TAIK GYI, Rangoon Division — Nestled at the foot of Pegu Yoma mountain range in the northwestern part of Rangoon Division, Myaing Hay Wun used to be a camp for timber elephants.
But after the government banned the export of logs in April, much of Burma’s timber business has been forced to change its production methods, causing a sharp decline in timber trade and leaving elephants like those at Myaing Hay Wun without work.
The ban is part of a government effort to reduce deforestation and the outflow of unprocessed timber; now only sawn wood can be exported.
In an ironic twist, the elephants who once lived in the jungles, have become victims of efforts to save Burma’s dwindling forests and put its timber industry on a more sustainable and profitable footing.
Across Burma, thousands of elephants—by some estimates as many as 5,000—have been employed in the timber industry since British colonial times to extract logged trees from the forest. State-controlled agency the Myanmar Timber Enterprise is believed to employ about half of all timber elephants.
In the logging camps, the handlers, called oozies, live together with their elephants in the forest, washing them in the river and relying on the surrounding jungles for food and medicine for the pachyderms.
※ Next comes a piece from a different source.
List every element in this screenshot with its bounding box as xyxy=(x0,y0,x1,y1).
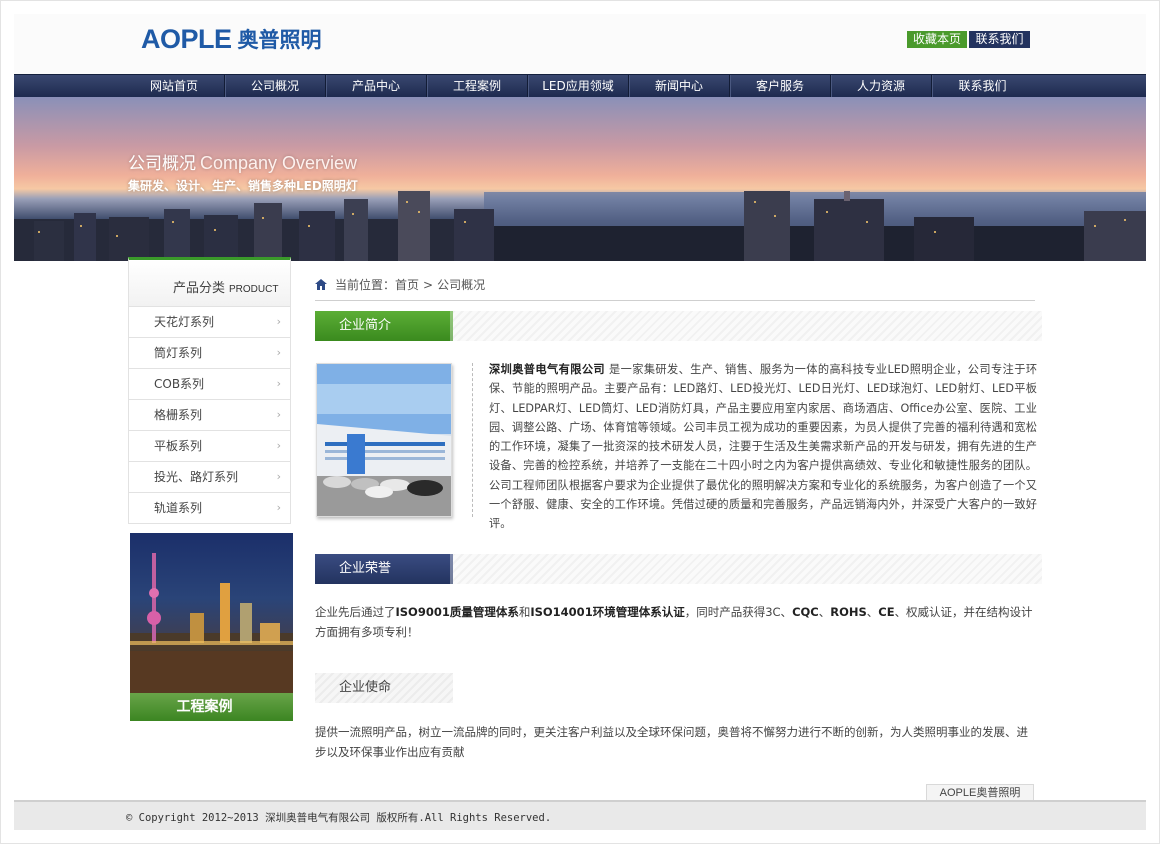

At Myaing Hay Wun, a 10-acre camp of the Myanmar Timber Enterprise located some 120 km north of Rangoon, plans are now under way to turn it into a tourist attraction. It is one of 21 elephant logging camps that were recommended for such a transformation by the Ministry of Forestry last year.
So far, Burma has one government-run elephant camp that has been turned into a tourist site, at Pho Kya in Yedashway Township in Pegu division, while Green Hill Valley in Kalaw, Shan state, is a privately-owned camp that was successfully turned into a tourist attraction.
Aung Chient, a forester at Myaing Hay Wun camp, said the government issued an order earlier this year instructing him to prepare the camp for tourist visitors in order to create jobs for both people and animals.
“If the elephants are unemployed for some time, they tend to get wild,” said Aung Chient. “Plus, we need jobs for people here too. If not, the camp will be reclaimed by the forest.”